Thursday, April 1, 2004
Calgary's News & Entertainment Weekly
FFWD Weekly
FILM
by Kim Linekin
Taking liberties
Osama well-made manipulative
Review
OSAMA
Starring Marina Golbahari and Zubaida Sahar
Written and directed by Siddiq Barmak
Opens Friday, April 2
Uptown Screen

Before you get excited, this film is not about the infamous bin Laden. Osama is the name a street urchin gives a 12-year-old Afghan girl (the haunting Marina Golbahari, a former real-life street urchin) when he discovers that she’s dressed as a boy in order to make a living for her mother and grandmother, who are forbidden to work or even step outside without a male escort under the Taliban regime. The boy’s protective gesture in concealing her true identity is pretty much the only happy spot in a melodrama that otherwise tracks the girl’s plight from bad to worse to hellish. Be warned – Osama wears you out in a way that would be considered heartless and manipulative if it were pure fiction.
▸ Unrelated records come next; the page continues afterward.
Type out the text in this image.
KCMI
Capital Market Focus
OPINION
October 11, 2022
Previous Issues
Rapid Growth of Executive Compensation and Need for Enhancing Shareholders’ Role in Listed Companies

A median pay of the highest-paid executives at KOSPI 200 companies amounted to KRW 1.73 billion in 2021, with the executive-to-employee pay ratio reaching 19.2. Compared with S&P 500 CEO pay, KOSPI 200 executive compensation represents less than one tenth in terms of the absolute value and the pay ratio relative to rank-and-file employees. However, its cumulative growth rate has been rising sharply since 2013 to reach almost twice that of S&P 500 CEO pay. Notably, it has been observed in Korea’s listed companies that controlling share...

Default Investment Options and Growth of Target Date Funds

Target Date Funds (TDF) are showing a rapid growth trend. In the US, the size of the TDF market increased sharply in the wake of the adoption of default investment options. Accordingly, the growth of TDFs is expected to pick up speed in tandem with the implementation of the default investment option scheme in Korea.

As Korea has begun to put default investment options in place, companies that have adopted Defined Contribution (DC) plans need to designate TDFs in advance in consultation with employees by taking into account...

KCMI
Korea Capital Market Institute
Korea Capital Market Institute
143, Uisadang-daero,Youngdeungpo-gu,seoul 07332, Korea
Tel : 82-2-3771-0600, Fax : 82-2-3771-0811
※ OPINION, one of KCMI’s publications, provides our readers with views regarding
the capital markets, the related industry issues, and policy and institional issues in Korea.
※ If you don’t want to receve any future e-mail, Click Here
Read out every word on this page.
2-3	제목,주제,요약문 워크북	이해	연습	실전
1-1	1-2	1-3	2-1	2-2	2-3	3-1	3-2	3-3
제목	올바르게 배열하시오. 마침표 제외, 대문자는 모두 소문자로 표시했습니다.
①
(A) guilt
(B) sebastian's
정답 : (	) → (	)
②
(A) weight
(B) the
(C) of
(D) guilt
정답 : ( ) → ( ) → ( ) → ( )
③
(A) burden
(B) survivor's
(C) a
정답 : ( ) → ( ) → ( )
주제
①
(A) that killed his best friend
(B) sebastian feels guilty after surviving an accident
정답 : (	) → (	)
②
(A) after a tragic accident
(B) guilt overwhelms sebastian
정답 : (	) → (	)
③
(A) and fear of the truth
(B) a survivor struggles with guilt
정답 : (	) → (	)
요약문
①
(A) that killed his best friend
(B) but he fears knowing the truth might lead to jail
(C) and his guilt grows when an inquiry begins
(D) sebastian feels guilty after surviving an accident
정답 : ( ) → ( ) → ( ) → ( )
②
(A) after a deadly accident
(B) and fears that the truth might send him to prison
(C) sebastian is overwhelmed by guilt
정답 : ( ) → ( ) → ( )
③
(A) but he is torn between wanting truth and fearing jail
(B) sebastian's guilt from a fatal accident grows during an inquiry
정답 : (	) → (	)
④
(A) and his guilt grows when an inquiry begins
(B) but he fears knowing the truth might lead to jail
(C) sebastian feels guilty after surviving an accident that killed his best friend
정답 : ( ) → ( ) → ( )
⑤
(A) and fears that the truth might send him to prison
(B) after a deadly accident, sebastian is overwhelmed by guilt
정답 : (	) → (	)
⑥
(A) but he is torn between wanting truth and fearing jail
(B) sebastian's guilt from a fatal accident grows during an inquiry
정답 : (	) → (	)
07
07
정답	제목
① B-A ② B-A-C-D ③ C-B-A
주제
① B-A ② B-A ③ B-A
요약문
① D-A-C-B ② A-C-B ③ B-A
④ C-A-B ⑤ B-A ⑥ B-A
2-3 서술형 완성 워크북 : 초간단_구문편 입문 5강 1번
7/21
However, the fact that the Taliban treated women so horribly, and so recently, is enough truth to make the film devastatingly effective as a drama. Osama is well-paced, well-acted and beautifully shot, especially considering the meagre resources of Afghan writer-director Siddiq Barmak. Barmak had to rely on non-professional actors and outside backing from Iranian filmmaker Mohsen Makhmalbaf (Kandahar) to get his film made. His visual style is obviously influenced by Makhmalbaf as well. Barmak makes particularly artful use of close-ups, such as focusing on the bare feet of a woman who’s being castigated by unseen Taliban officers for not covering every inch of her flesh. These isolated images end up being more powerful than certain elements of the plot, which include such tried-and-true twists as the heroine getting her first period at a tragically inopportune moment.

Despite its core truth, it’s the film’s bits of pure fiction that concern me. Although Osama opens through the lens of a journalist filming an Afghan women’s protest march, it should not be confused with a documentary. Barmak has taken liberties with the true story on which the film is based (the real girl dressed as a boy so she could get an education, but Barmak felt his film would be more poignant if the girl had to work so her family wouldn’t starve). More disconcertingly, he’s also taken liberties with the Taliban itself. As if how they treated women wasn’t awful enough, he shows them publicly executing foreigners, which never actually happened as far as news reports are to be believed. Barmak may as well have shown the Taliban eating babies for all the credibility he forfeits in these scenes.

Osama is getting a lot of attention for being the first feature made in Afghanistan since the fall of the Taliban. While this represents a major achievement, the hype is a bit misleading since the film begins and ends during the Taliban years. The world is still waiting for the likely more interesting story of what’s happened since.